Shrugging, Stephen turned the corners of his mouth down. “No, I will answer. ’Tis very hard for a seaman to resist the authority of the captain unless he is of mutinous make, and that Johnny is not. Johnny is Royal Navy and Hunter next to God.”
“I also heard that Lieutenant William Bradley, Royal Navy, has quit the naval officers’ quarters and moved himself out along the road to Ball Bay.”
“Ye deduced that, no doubt, from sawing timber for his new house. Aye, he has gone, and no one mourns the fact. A very strange man, Bradley-talks to himself, which is why he needs no company other than himself. As I understand it, the Major has put him to rough surveying of the interior. A great affront to Hunter, who is adamant that naval persons of any rank ought not to toil on land.”
Ignominiously beaten, Richard rose to kindle a pine knot in Stephen’s fire. “I would like my revenge, but if I do not go now I will be caught out after curfew. D’ye care to walk to the mountain with me tomorrow for another lot of birds?”
“Since we ate all the fish, gladly.”
Stephen waved him off down the vale, trying to imagine the expression on Richard’s face when he entered his house. Sirius’s sail had been released from duty as shelter and had been divided up among the free men for use as mattresses or hammocks; thanks to King’s wheat crop as well as the fact that the settlement owned neither horses nor cattle, there was ample straw for stuffing. To Stephen, officially the captor of the sail, went as much as he wanted, so he had taken enough for his own needs and Richard’s. Long weathering and a few soapy washes in fresh water softened the canvas sufficiently to turn it into reasonable sheets, not to mention stout trowsers. Parties of women skilled with a needle were sewing away to produce new trowsers for the enlisted marines and sailors, who were obliged to give up a pair of old trowsers to a convict in return for a pair of new ones. No one truly appreciated the amount of sail a ship the size of Sirius carried until it was liberated for other uses.
“I cannot thank you enough for the canvas,” Richard said when he met Stephen on the Cascade road at sundown on the following day. “Using blankets as a bottom sheet on one’s bed wears them out in no time. The canvas will last for years.”
“I suspect it may have to.”
They climbed up the farthest path, which was the least popular one as it involved the longest walk, and gathered a half-dozen birds each high on the mountain, where the creatures still thronged in countless numbers. All that was necessary was to reach down and pick one up; a quick wring of its neck, and into the sack. The eggs were laid now, though the amount of birds being caught had not diminished; Clark’s tally was growing into many thousands, and took account only of birds handed over to Government Stores plus whatever he and his fellow officers collected.

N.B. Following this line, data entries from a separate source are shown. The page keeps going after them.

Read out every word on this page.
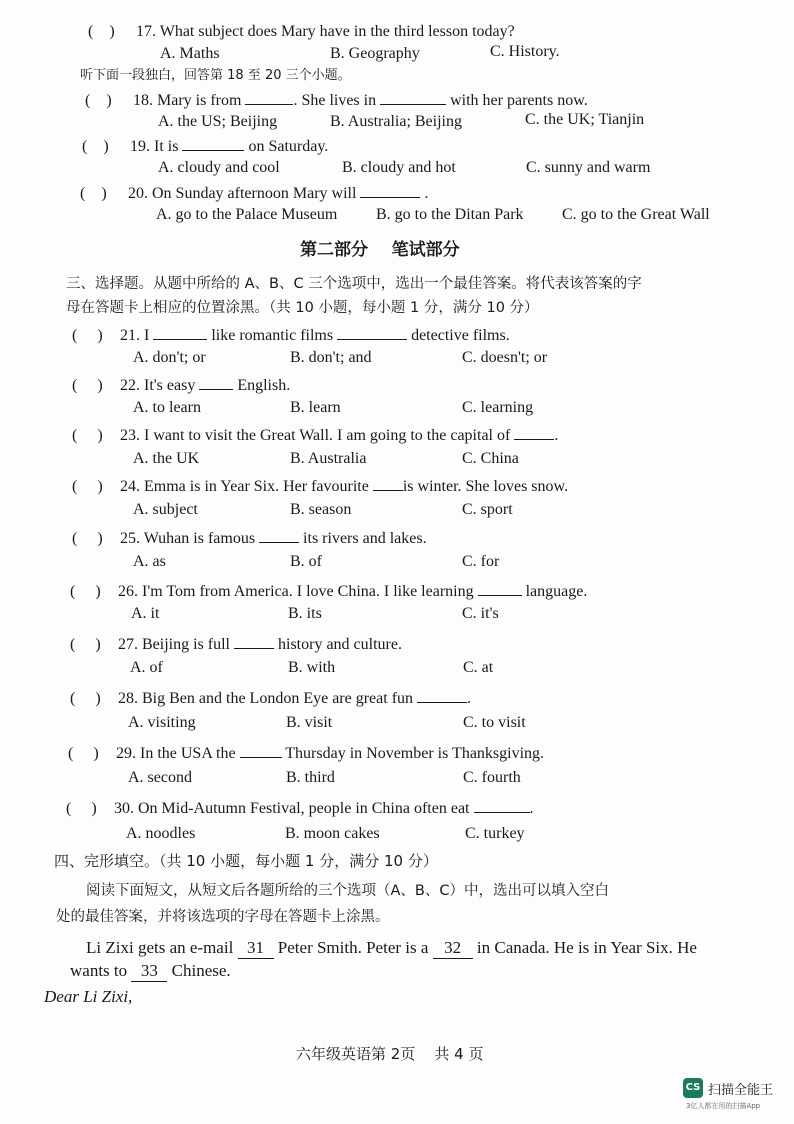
( ) 17. What subject does Mary have in the third lesson today?
A. Maths	B. Geography	C. History.
听下面一段独白，回答第 18 至 20 三个小题。
( ) 18. Mary is from	. She lives in	with her parents now.
A. the US; Beijing	B. Australia; Beijing	C. the UK; Tianjin
( ) 19. It is	on Saturday.
A. cloudy and cool	B. cloudy and hot	C. sunny and warm
( ) 20. On Sunday afternoon Mary will	.
A. go to the Palace Museum B. go to the Ditan Park C. go to the Great Wall
第二部分    笔试部分
三、选择题。从题中所给的 A、B、C 三个选项中，选出一个最佳答案。将代表该答案的字
母在答题卡上相应的位置涂黑。（共 10 小题，每小题 1 分，满分 10 分）
( ) 21. I	like romantic films	detective films.
A. don't; or	B. don't; and	C. doesn't; or
( ) 22. It's easy	English.
A. to learn	B. learn	C. learning
( ) 23. I want to visit the Great Wall. I am going to the capital of	.
A. the UK	B. Australia	C. China
( ) 24. Emma is in Year Six. Her favourite is winter. She loves snow.
A. subject	B. season	C. sport
( ) 25. Wuhan is famous	its rivers and lakes.
A. as	B. of	C. for
( ) 26. I'm Tom from America. I love China. I like learning	language.
A. it	B. its	C. it's
( ) 27. Beijing is full	history and culture.
A. of	B. with	C. at
( ) 28. Big Ben and the London Eye are great fun	.
A. visiting	B. visit	C. to visit
( ) 29. In the USA the	Thursday in November is Thanksgiving.
A. second	B. third	C. fourth
( ) 30. On Mid-Autumn Festival, people in China often eat	.
A. noodles	B. moon cakes	C. turkey
四、完形填空。（共 10 小题，每小题 1 分，满分 10 分）
阅读下面短文，从短文后各题所给的三个选项（A、B、C）中，选出可以填入空白
处的最佳答案，并将该选项的字母在答题卡上涂黑。
Li Zixi gets an e-mail 31 Peter Smith. Peter is a 32 in Canada. He is in Year Six. He
wants to 33 Chinese.
Dear Li Zixi,
六年级英语第 2页    共 4 页
CS 扫描全能王
3亿人都在用的扫描App
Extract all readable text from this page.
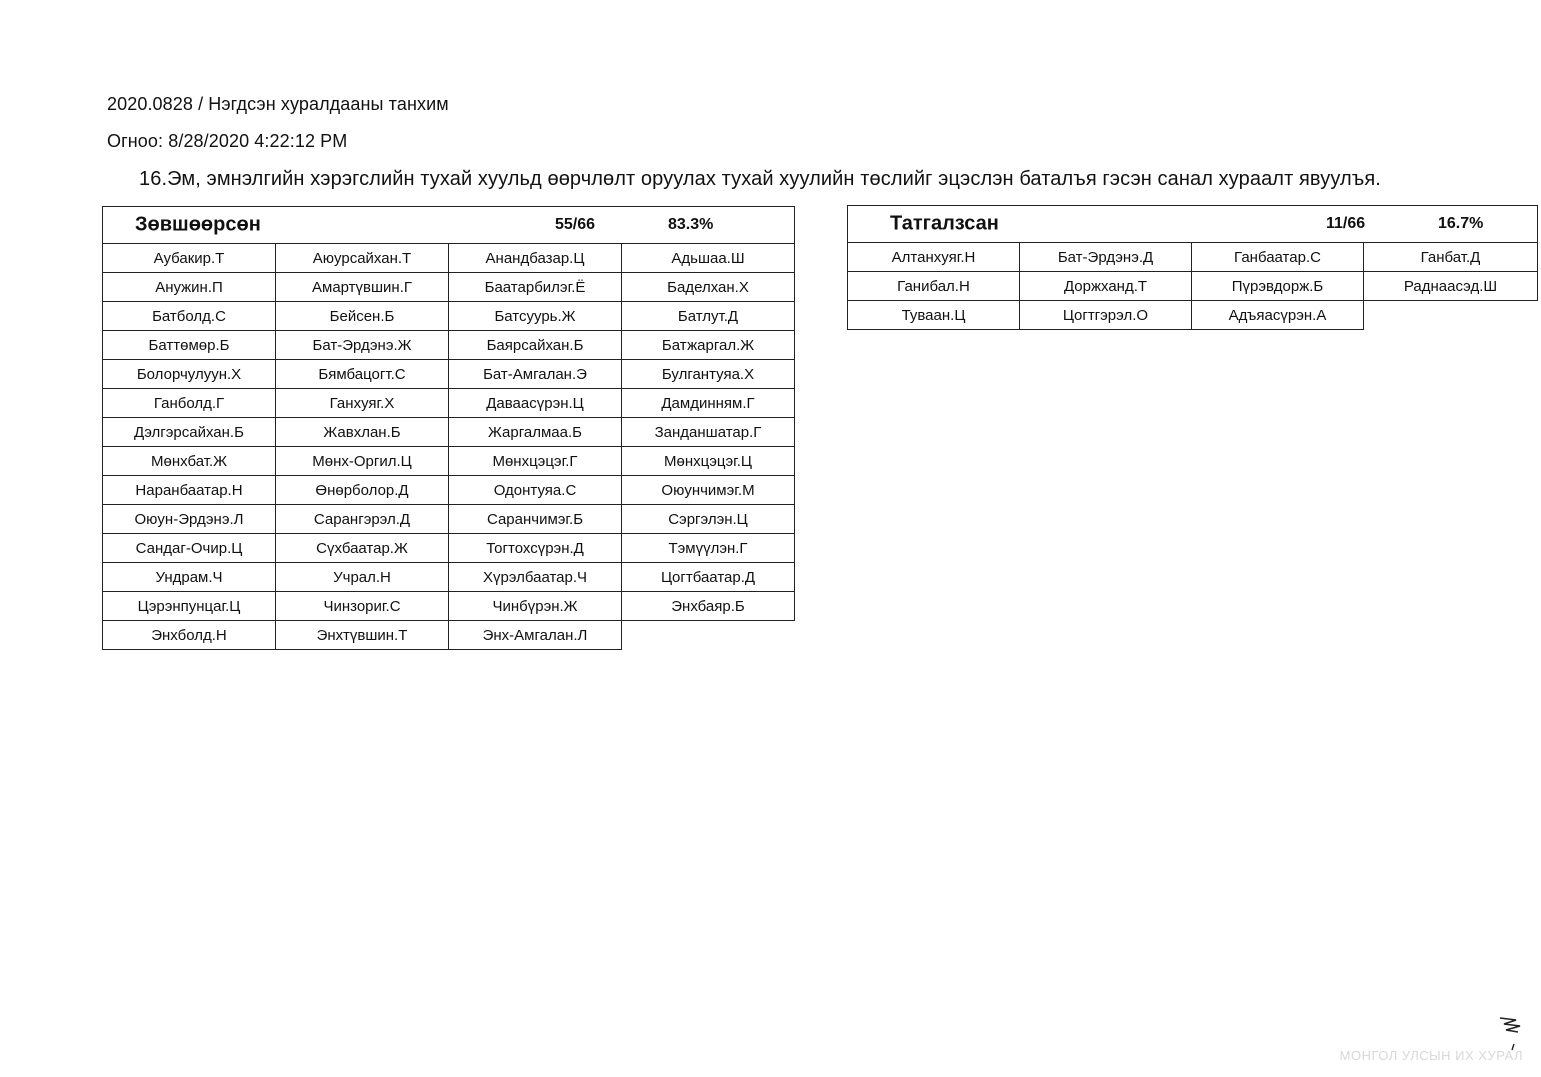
2020.0828 / Нэгдсэн хуралдааны танхим
Огноо: 8/28/2020 4:22:12 PM
16.Эм, эмнэлгийн хэрэгслийн тухай хуульд өөрчлөлт оруулах тухай хуулийн төслийг эцэслэн баталъя гэсэн санал хураалт явуулъя.
Зөвшөөрсөн 55/66 83.3%			

Аубакир.Т	Аюурсайхан.Т	Анандбазар.Ц	Адьшаа.Ш
Анужин.П	Амартүвшин.Г	Баатарбилэг.Ё	Баделхан.Х
Батболд.С	Бейсен.Б	Батсуурь.Ж	Батлут.Д
Баттөмөр.Б	Бат-Эрдэнэ.Ж	Баярсайхан.Б	Батжаргал.Ж
Болорчулуун.Х	Бямбацогт.С	Бат-Амгалан.Э	Булгантуяа.Х
Ганболд.Г	Ганхуяг.Х	Даваасүрэн.Ц	Дамдинням.Г
Дэлгэрсайхан.Б	Жавхлан.Б	Жаргалмаа.Б	Занданшатар.Г
Мөнхбат.Ж	Мөнх-Оргил.Ц	Мөнхцэцэг.Г	Мөнхцэцэг.Ц
Наранбаатар.Н	Өнөрболор.Д	Одонтуяа.С	Оюунчимэг.М
Оюун-Эрдэнэ.Л	Сарангэрэл.Д	Саранчимэг.Б	Сэргэлэн.Ц
Сандаг-Очир.Ц	Сүхбаатар.Ж	Тогтохсүрэн.Д	Тэмүүлэн.Г
Ундрам.Ч	Учрал.Н	Хүрэлбаатар.Ч	Цогтбаатар.Д
Цэрэнпунцаг.Ц	Чинзориг.С	Чинбүрэн.Ж	Энхбаяр.Б
Энхболд.Н	Энхтүвшин.Т	Энх-Амгалан.Л	
Татгалзсан 11/66 16.7%			

Алтанхуяг.Н	Бат-Эрдэнэ.Д	Ганбаатар.С	Ганбат.Д
Ганибал.Н	Доржханд.Т	Пүрэвдорж.Б	Раднаасэд.Ш
Туваан.Ц	Цогтгэрэл.О	Адъяасүрэн.А	
МОНГОЛ УЛСЫН ИХ ХУРАЛ
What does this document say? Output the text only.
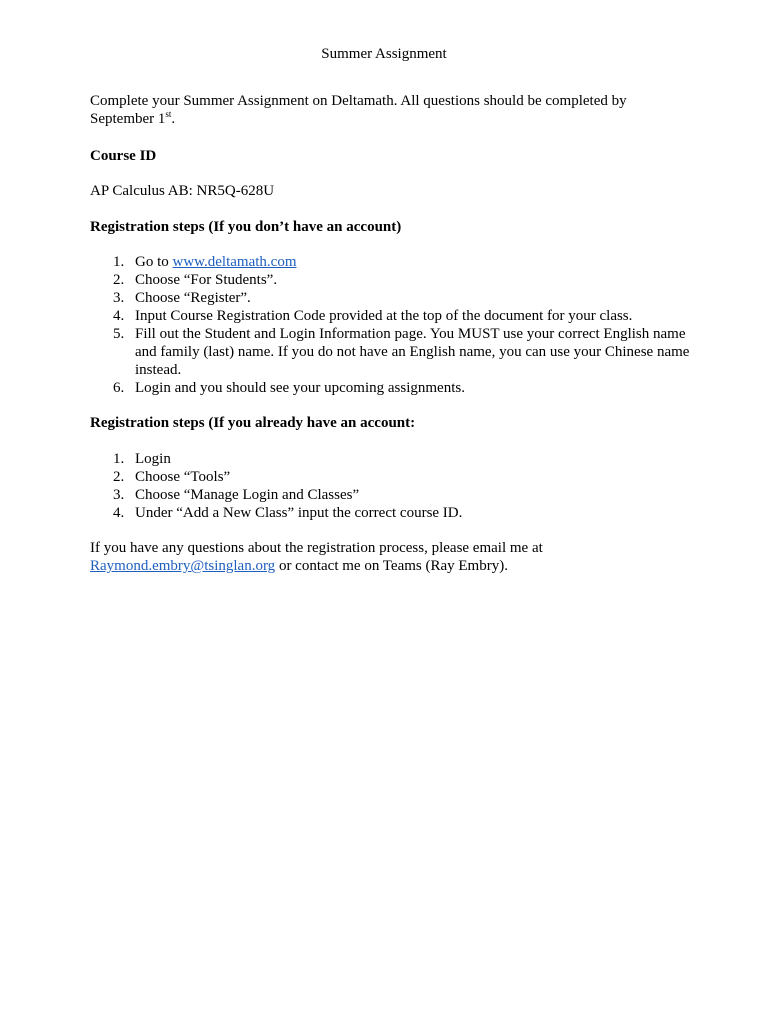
Summer Assignment
Complete your Summer Assignment on Deltamath. All questions should be completed by September 1st.
Course ID
AP Calculus AB: NR5Q-628U
Registration steps (If you don’t have an account)
1. Go to www.deltamath.com
2. Choose “For Students”.
3. Choose “Register”.
4. Input Course Registration Code provided at the top of the document for your class.
5. Fill out the Student and Login Information page. You MUST use your correct English name and family (last) name. If you do not have an English name, you can use your Chinese name instead.
6. Login and you should see your upcoming assignments.
Registration steps (If you already have an account:
1. Login
2. Choose “Tools”
3. Choose “Manage Login and Classes”
4. Under “Add a New Class” input the correct course ID.
If you have any questions about the registration process, please email me at
Raymond.embry@tsinglan.org or contact me on Teams (Ray Embry).
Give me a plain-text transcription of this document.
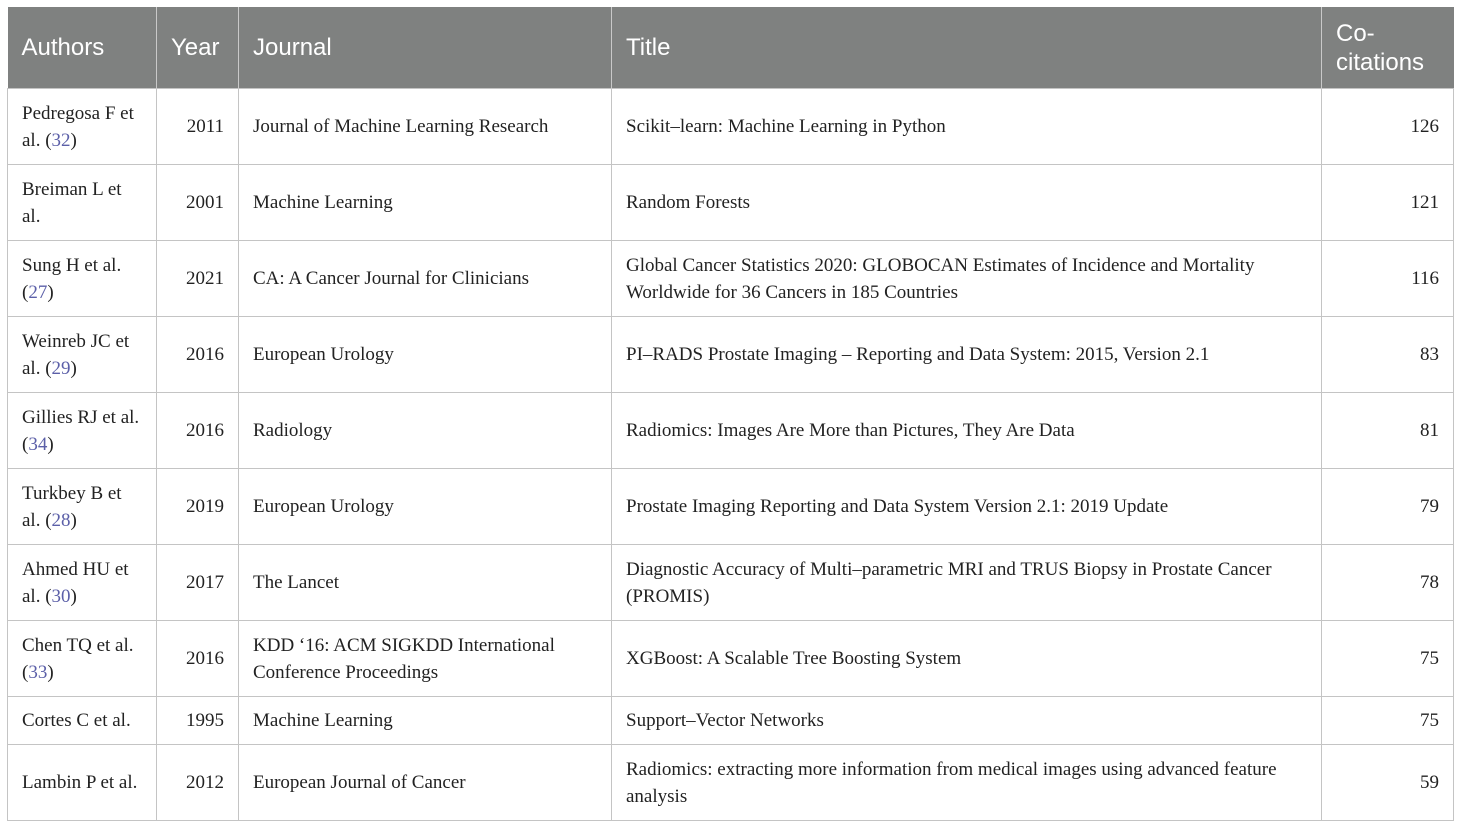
Authors	Year	Journal	Title	Co-citations
Pedregosa F et al. (32)	2011	Journal of Machine Learning Research	Scikit–learn: Machine Learning in Python	126
Breiman L et al.	2001	Machine Learning	Random Forests	121
Sung H et al. (27)	2021	CA: A Cancer Journal for Clinicians	Global Cancer Statistics 2020: GLOBOCAN Estimates of Incidence and Mortality Worldwide for 36 Cancers in 185 Countries	116
Weinreb JC et al. (29)	2016	European Urology	PI–RADS Prostate Imaging – Reporting and Data System: 2015, Version 2.1	83
Gillies RJ et al. (34)	2016	Radiology	Radiomics: Images Are More than Pictures, They Are Data	81
Turkbey B et al. (28)	2019	European Urology	Prostate Imaging Reporting and Data System Version 2.1: 2019 Update	79
Ahmed HU et al. (30)	2017	The Lancet	Diagnostic Accuracy of Multi–parametric MRI and TRUS Biopsy in Prostate Cancer (PROMIS)	78
Chen TQ et al. (33)	2016	KDD ‘16: ACM SIGKDD International Conference Proceedings	XGBoost: A Scalable Tree Boosting System	75
Cortes C et al.	1995	Machine Learning	Support–Vector Networks	75
Lambin P et al.	2012	European Journal of Cancer	Radiomics: extracting more information from medical images using advanced feature analysis	59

On the way back they passed through a vast clearing where the timber was already felled-some acres of it-on the flattish crest of the hills which divided the direction of the streams from those flowing north to Cascade Bay, those flowing east to Ball Bay, and those flowing south to the swamp or what was becoming known as Phillimore’s stream, around the corner from the far beach. Here in this clearing-what was Major Ross’s purpose?-it was possible to look north at the mountain.
Cloudless darkness had fallen, the stars so dense and brilliant that a man could fancy there must be an intensely glowing white layer behind the darkness of the sky, and that God had pricked the heavens to let some of that silver firmament shine through. Where the bulk of the mountain should have loomed as a black shadow, what looked like streamers of darting fireflies flickered in and out of the gloom, shifting and sparkling rivers of flame; the torches of hundreds of men coming down the slopes.